Será que Porto Alegre era melhor mesmo nos anos 1990 ou EU é que era melhor naquela época?
Não sei...
Sei que há cidades que melhoram. Outras pioram. O Rio provavelmente foi a mais maravilhosa cidade do mundo nos anos 1960. Tom, Vinicius, Chico, Millôr, Francis, o velho Braga, todos se encontravam na Zona Sul, bebiam no Antônio’s, admiravam a garota de Ipanema. A cidade era tão sofisticada, que gestou a Bossa Nova.
Vou dizer: a Bossa Nova é a mais notável contribuição artística do Brasil para a humanidade. Nunca nós, brasileiros, conseguimos alcançar tamanha beleza, tamanho requinte em uma forma de expressão cultural. A Bossa Nova é o Brasil como o Brasil deveria ser.
Tirar a capital do Brasil do Rio foi um erro. Brasília foi um erro. Levaram os políticos para o deserto do Planalto Central, longe de tudo, longe das pressões populares, longe da realidade.
A decadência do Rio tem a ver com essa mudança. Mas foi um processo lento. Estive no Rio em 1982, assisti à Império Serrano ganhando o Carnaval com o seu “Bumbum paticumbum prugurundum”. Sério: eu estava na avenida. Amanhecia quando a Império Serrano entrou. O que aconteceu então foi memorável. Nas arquibancadas, todos cantavam e dançavam, envolvidos pelo samba-enredo. Foi uma entrega, um abandono como eu nunca tinha visto antes. Há quem diga que foi o maior desfile de uma escola em todos os tempos, e pode ser que tenha sido mesmo. O Rio daquele tempo era só alegria e festa, era uma cidade ainda aprazível e amena, mesmo sendo cosmopolita.
Depois, tudo mudou.
Com Nova York ocorreu o contrário. Até os anos 1980, Nova York era perigosa. As pessoas tinham medo de andar pela Times Square, imagine. Mas a cidade investiu em segurança pública e, hoje, você pode ir ao Bronx, ao Hell’s Kitchen ou ao Soho sem receio algum. As taxas de criminalidade diminuem ano a ano em Nova York, de uma maneira como não ocorre em nenhuma outra grande cidade do planeta.

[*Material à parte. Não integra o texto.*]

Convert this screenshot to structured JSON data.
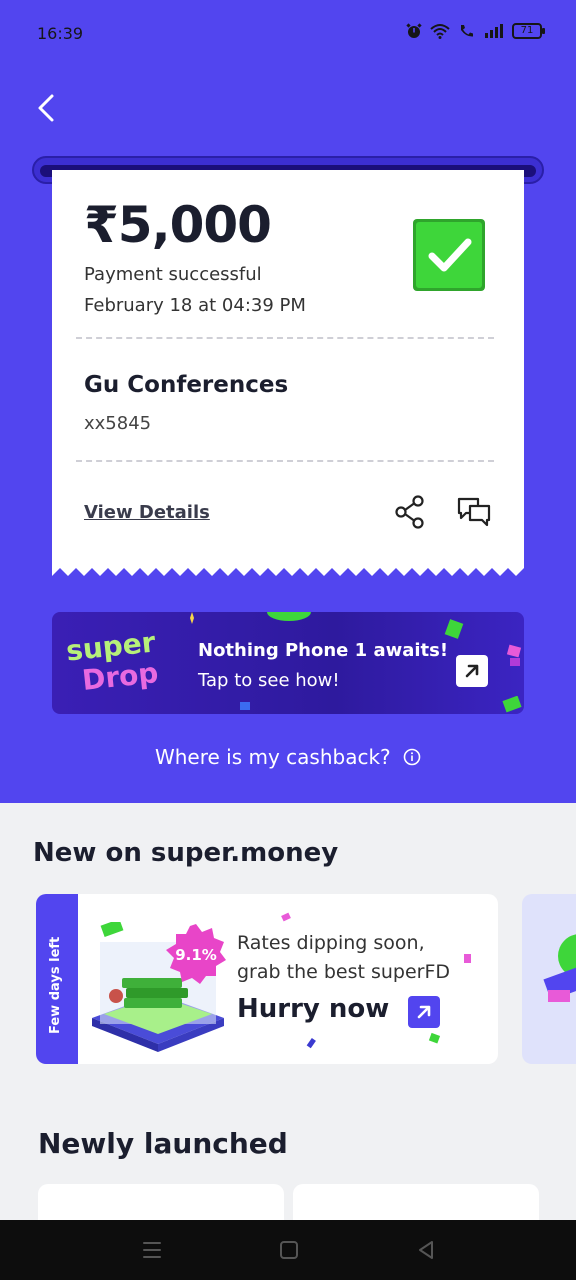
{
  "status_bar": {
    "time": "16:39",
    "battery": "71",
    "icons": [
      "alarm-icon",
      "wifi-icon",
      "call-icon",
      "signal-icon",
      "battery-icon"
    ]
  },
  "header": {
    "back_icon": "chevron-left-icon"
  },
  "receipt": {
    "amount": "₹5,000",
    "status": "Payment successful",
    "datetime": "February 18 at 04:39 PM",
    "merchant": "Gu Conferences",
    "account": "xx5845",
    "view_details": "View Details",
    "status_icon": "check-icon",
    "actions": [
      "share-icon",
      "chat-icon"
    ]
  },
  "promo": {
    "logo_line1": "super",
    "logo_line2": "Drop",
    "title": "Nothing Phone 1 awaits!",
    "subtitle": "Tap to see how!"
  },
  "cashback_link": "Where is my cashback?",
  "new_section": {
    "title": "New on super.money",
    "card": {
      "tab": "Few days left",
      "badge": "9.1%",
      "line1": "Rates dipping soon,",
      "line2": "grab the best superFD",
      "cta": "Hurry now"
    }
  },
  "launched_section": {
    "title": "Newly launched"
  },
  "colors": {
    "brand": "#5245ef",
    "success": "#3ed63a",
    "background": "#f0f1f3"
  }
}
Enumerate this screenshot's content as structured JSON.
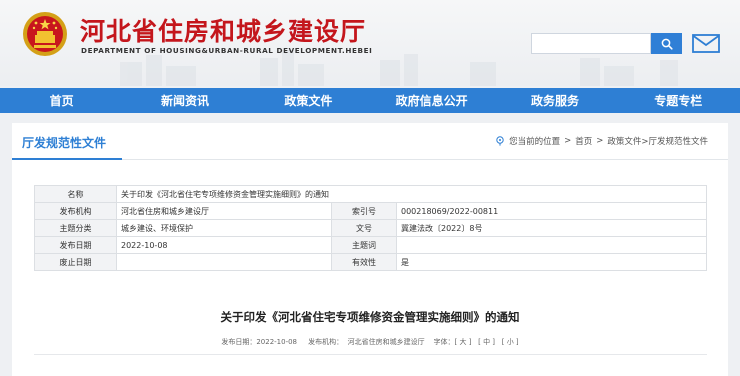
{
  "header": {
    "site_title": "河北省住房和城乡建设厅",
    "site_subtitle": "DEPARTMENT OF HOUSING&URBAN-RURAL DEVELOPMENT.HEBEI",
    "search_placeholder": "",
    "search_icon": "search-icon",
    "mail_icon": "mail-icon"
  },
  "nav": {
    "items": [
      "首页",
      "新闻资讯",
      "政策文件",
      "政府信息公开",
      "政务服务",
      "专题专栏"
    ]
  },
  "section": {
    "title": "厅发规范性文件",
    "breadcrumb": {
      "prefix": "您当前的位置",
      "sep": ">",
      "home": "首页",
      "path": "政策文件>厅发规范性文件"
    }
  },
  "meta_table": {
    "name_label": "名称",
    "name_value": "关于印发《河北省住宅专项维修资金管理实施细则》的通知",
    "issuer_label": "发布机构",
    "issuer_value": "河北省住房和城乡建设厅",
    "index_label": "索引号",
    "index_value": "000218069/2022-00811",
    "category_label": "主题分类",
    "category_value": "城乡建设、环境保护",
    "docno_label": "文号",
    "docno_value": "冀建法改〔2022〕8号",
    "date_label": "发布日期",
    "date_value": "2022-10-08",
    "keywords_label": "主题词",
    "keywords_value": "",
    "expire_label": "废止日期",
    "expire_value": "",
    "valid_label": "有效性",
    "valid_value": "是"
  },
  "document": {
    "title": "关于印发《河北省住宅专项维修资金管理实施细则》的通知",
    "info": {
      "date_label": "发布日期：",
      "date_value": "2022-10-08",
      "org_label": "发布机构：",
      "org_value": "河北省住房和城乡建设厅",
      "font_label": "字体：",
      "font_large": "[ 大 ]",
      "font_medium": "[ 中 ]",
      "font_small": "[ 小 ]"
    }
  },
  "colors": {
    "brand_red": "#c4161c",
    "nav_blue": "#2e7fd4"
  }
}
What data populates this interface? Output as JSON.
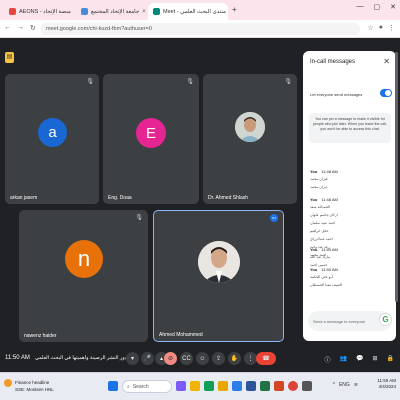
{
  "browser": {
    "tabs": [
      {
        "label": "AEONS - منصة الإتحاد",
        "favicon_color": "#e6463c"
      },
      {
        "label": "جامعة الإتحاد المجتمع",
        "favicon_color": "#4a8bd8"
      },
      {
        "label": "Meet - منتدى البحث العلمي",
        "favicon_color": "#00897b"
      }
    ],
    "url": "meet.google.com/chi-kuzd-fbm?authuser=0"
  },
  "participants": [
    {
      "name": "arkan jasem",
      "initial": "a",
      "color": "#1967d2"
    },
    {
      "name": "Eng. Doaa",
      "initial": "E",
      "color": "#e52592"
    },
    {
      "name": "Dr. Ahmed Shlash",
      "initial": "",
      "color": ""
    },
    {
      "name": "nawenz haider",
      "initial": "n",
      "color": "#e8710a"
    },
    {
      "name": "Ahmed Mohammed",
      "initial": "",
      "color": ""
    }
  ],
  "chat": {
    "title": "In-call messages",
    "toggle_label": "Let everyone send messages",
    "info": "You can pin a message to make it visible for people who join later. When you leave the call, you won't be able to access this chat.",
    "groups": [
      {
        "sender": "You",
        "time": "11:48 AM",
        "lines": [
          "فيزان محمد",
          "ديزان محمد"
        ]
      },
      {
        "sender": "You",
        "time": "11:48 AM",
        "lines": [
          "الحمدلله سعد",
          "اركان جاسم علوان",
          "احمد عبيد سلمان",
          "خليل ابراهيم",
          "احمد عبدالرزاق",
          "رعد عبد وحيد",
          "احمد محمد"
        ]
      },
      {
        "sender": "You",
        "time": "11:50 AM",
        "lines": [
          "تبارك عبد الله",
          "حسين احمد"
        ]
      },
      {
        "sender": "You",
        "time": "11:50 AM",
        "lines": [
          "أبو علي الحكمة",
          "الضيف معنا الخسطان"
        ]
      }
    ],
    "send_placeholder": "Send a message to everyone"
  },
  "meetbar": {
    "time": "11:50 AM",
    "meeting_name": "دور النشر الرصينة واهميتها في البحث العلمي"
  },
  "taskbar": {
    "weather_title": "Finance headline",
    "weather_sub": "SSE: Mostsen HNL",
    "search_label": "Search",
    "tray_time": "11:50 AM",
    "tray_date": "4/4/2024",
    "tray_icons": "ENG"
  }
}
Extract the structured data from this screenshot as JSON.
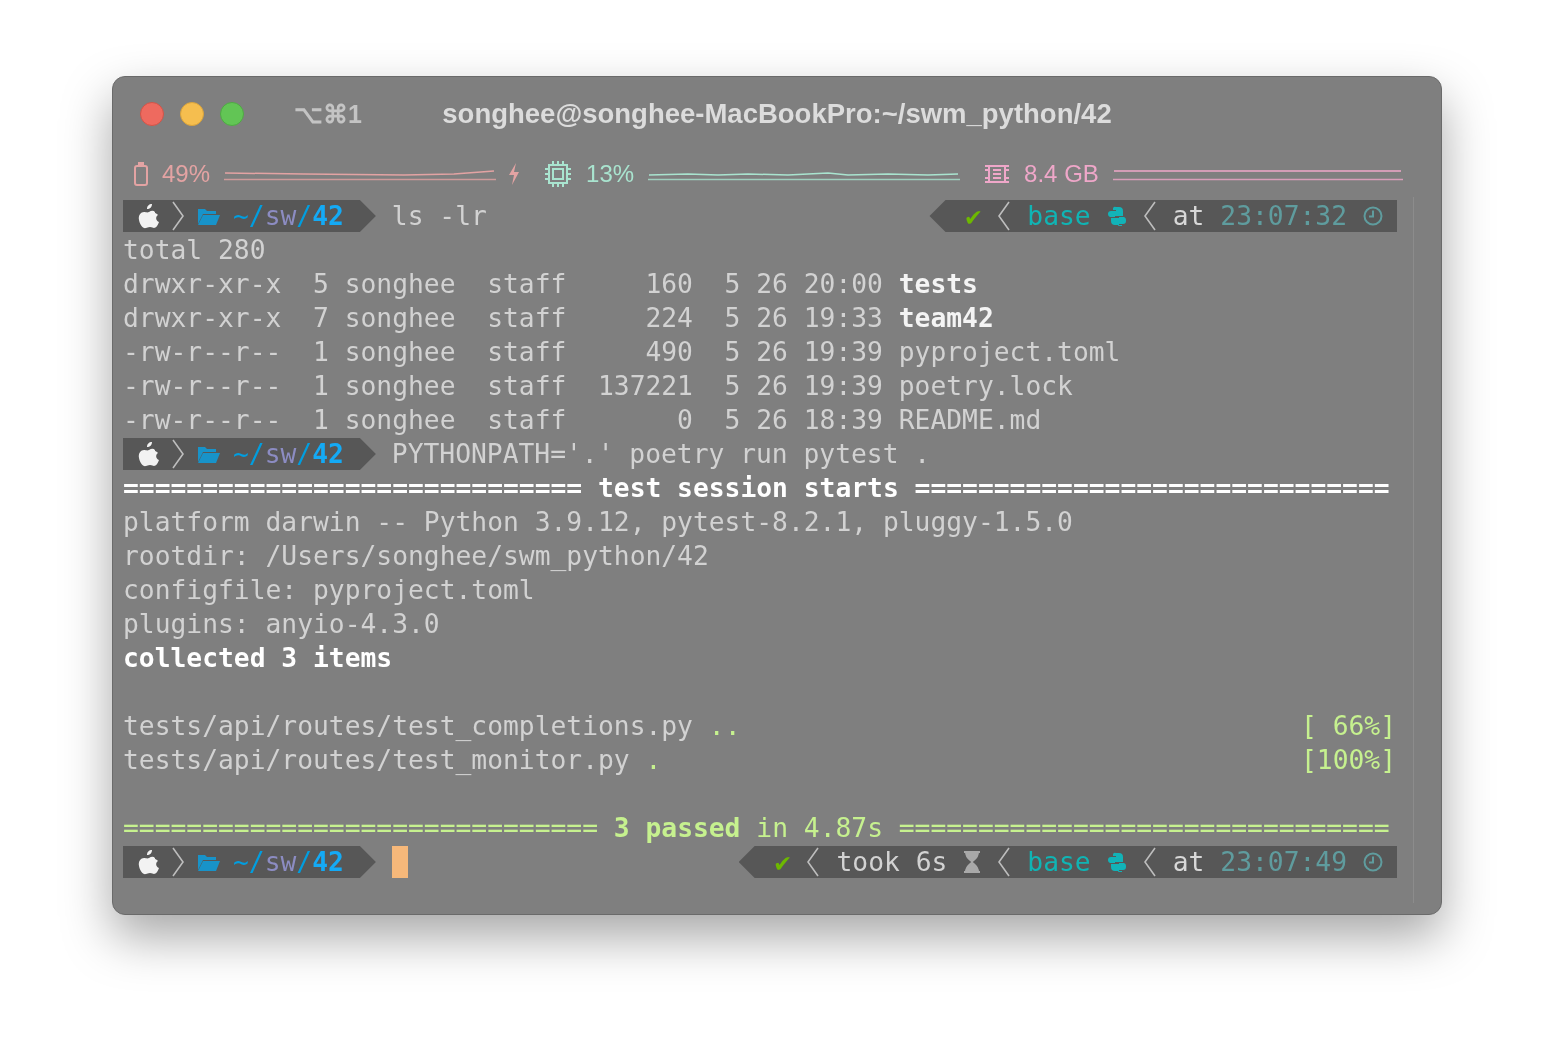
{
  "window": {
    "shortcut": "⌥⌘1",
    "title": "songhee@songhee-MacBookPro:~/swm_python/42"
  },
  "status_bar": [
    {
      "kind": "battery",
      "value": "49%",
      "color": "#e3a3a3"
    },
    {
      "kind": "cpu",
      "value": "13%",
      "color": "#a9e4cf"
    },
    {
      "kind": "memory",
      "value": "8.4 GB",
      "color": "#efa7c9"
    }
  ],
  "lines": [
    {
      "kind": "prompt",
      "path": [
        {
          "text": "~/",
          "kind": "home"
        },
        {
          "text": "sw",
          "kind": "dir"
        },
        {
          "text": "/",
          "kind": "sep"
        },
        {
          "text": "42",
          "kind": "current"
        }
      ],
      "command": "ls -lr",
      "right": [
        {
          "kind": "status",
          "text": "✔"
        },
        {
          "kind": "env",
          "text": "base"
        },
        {
          "kind": "time",
          "label": "at",
          "text": "23:07:32"
        }
      ]
    },
    {
      "kind": "output",
      "segments": [
        {
          "text": "total 280",
          "kind": "plain"
        }
      ]
    },
    {
      "kind": "output",
      "segments": [
        {
          "text": "drwxr-xr-x  5 songhee  staff     160  5 26 20:00 ",
          "kind": "plain"
        },
        {
          "text": "tests",
          "kind": "dir"
        }
      ]
    },
    {
      "kind": "output",
      "segments": [
        {
          "text": "drwxr-xr-x  7 songhee  staff     224  5 26 19:33 ",
          "kind": "plain"
        },
        {
          "text": "team42",
          "kind": "dir"
        }
      ]
    },
    {
      "kind": "output",
      "segments": [
        {
          "text": "-rw-r--r--  1 songhee  staff     490  5 26 19:39 pyproject.toml",
          "kind": "plain"
        }
      ]
    },
    {
      "kind": "output",
      "segments": [
        {
          "text": "-rw-r--r--  1 songhee  staff  137221  5 26 19:39 poetry.lock",
          "kind": "plain"
        }
      ]
    },
    {
      "kind": "output",
      "segments": [
        {
          "text": "-rw-r--r--  1 songhee  staff       0  5 26 18:39 README.md",
          "kind": "plain"
        }
      ]
    },
    {
      "kind": "prompt",
      "path": [
        {
          "text": "~/",
          "kind": "home"
        },
        {
          "text": "sw",
          "kind": "dir"
        },
        {
          "text": "/",
          "kind": "sep"
        },
        {
          "text": "42",
          "kind": "current"
        }
      ],
      "command": "PYTHONPATH='.' poetry run pytest ."
    },
    {
      "kind": "output",
      "segments": [
        {
          "text": "============================= test session starts ==============================",
          "kind": "bold"
        }
      ]
    },
    {
      "kind": "output",
      "segments": [
        {
          "text": "platform darwin -- Python 3.9.12, pytest-8.2.1, pluggy-1.5.0",
          "kind": "plain"
        }
      ]
    },
    {
      "kind": "output",
      "segments": [
        {
          "text": "rootdir: /Users/songhee/swm_python/42",
          "kind": "plain"
        }
      ]
    },
    {
      "kind": "output",
      "segments": [
        {
          "text": "configfile: pyproject.toml",
          "kind": "plain"
        }
      ]
    },
    {
      "kind": "output",
      "segments": [
        {
          "text": "plugins: anyio-4.3.0",
          "kind": "plain"
        }
      ]
    },
    {
      "kind": "output",
      "segments": [
        {
          "text": "collected 3 items",
          "kind": "bold"
        }
      ]
    },
    {
      "kind": "blank"
    },
    {
      "kind": "output",
      "segments": [
        {
          "text": "tests/api/routes/test_completions.py ",
          "kind": "plain"
        },
        {
          "text": "..",
          "kind": "pass"
        }
      ],
      "right": "[ 66%]"
    },
    {
      "kind": "output",
      "segments": [
        {
          "text": "tests/api/routes/test_monitor.py ",
          "kind": "plain"
        },
        {
          "text": ".",
          "kind": "pass"
        }
      ],
      "right": "[100%]"
    },
    {
      "kind": "blank"
    },
    {
      "kind": "output",
      "segments": [
        {
          "text": "============================== ",
          "kind": "pass"
        },
        {
          "text": "3 passed",
          "kind": "pass_bold"
        },
        {
          "text": " in 4.87s ===============================",
          "kind": "pass"
        }
      ]
    },
    {
      "kind": "prompt",
      "path": [
        {
          "text": "~/",
          "kind": "home"
        },
        {
          "text": "sw",
          "kind": "dir"
        },
        {
          "text": "/",
          "kind": "sep"
        },
        {
          "text": "42",
          "kind": "current"
        }
      ],
      "cursor": true,
      "right": [
        {
          "kind": "status",
          "text": "✔"
        },
        {
          "kind": "duration",
          "label": "took",
          "text": "6s"
        },
        {
          "kind": "env",
          "text": "base"
        },
        {
          "kind": "time",
          "label": "at",
          "text": "23:07:49"
        }
      ]
    }
  ]
}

Já em Paris o auge foi no entreguerras, anos 1920 e 1930, quando Hemingway escreveu Paris é uma Festa. Hoje, andar de metrô, em Paris, pode ser temerário.
Porto Alegre, a grande época de Porto Alegre foi a década de 1940. A cidade ainda possuía traços europeus, as vitrines da Rua da Praia cintilavam aos olhos dos jovens que faziam o footing e a Livraria do Globo reunia alguns dos maiores intelectuais do Brasil, como Erico Verissimo, Mario Quintana, Dyonélio Machado e Josué Guimarães.
Aos poucos, Porto Alegre foi se descaracterizando. Mas nos anos 1980 e 1990 continuava sendo uma cidade pulsante, cheia de opções e, como anuncia o nome, alegre. Naquele tempo, a noite era forte. Nos fins de semana, ninguém saía de casa antes das 23h, meia-noite, e havia bares e restaurantes que funcionavam até de manhã.
A depressão aconteceu lentamente. Foi no século 21 que Porto Alegre, um dia, amanheceu sombria, dura e triste. Tudo parecia tão ruim... Mas uma cidade é um organismo vivo. Ela se move, ela se modifica.
Há alvíssaras. Tenho notado alguns sinais de melhora, principalmente na área da segurança pública. Mas o que mais me empolga são as mudanças de uma região da cidade: a orla.
As reformas feitas à beira do Guaíba estão transformando a cidade. Se houver uma recuperação do Centro como região de convivência, Porto Alegre se reerguerá. E se reerguerá graças à sua vocação esquecida de cidade banhada por um rio. Tenho fé: o Guaíba vai redimir Porto Alegre.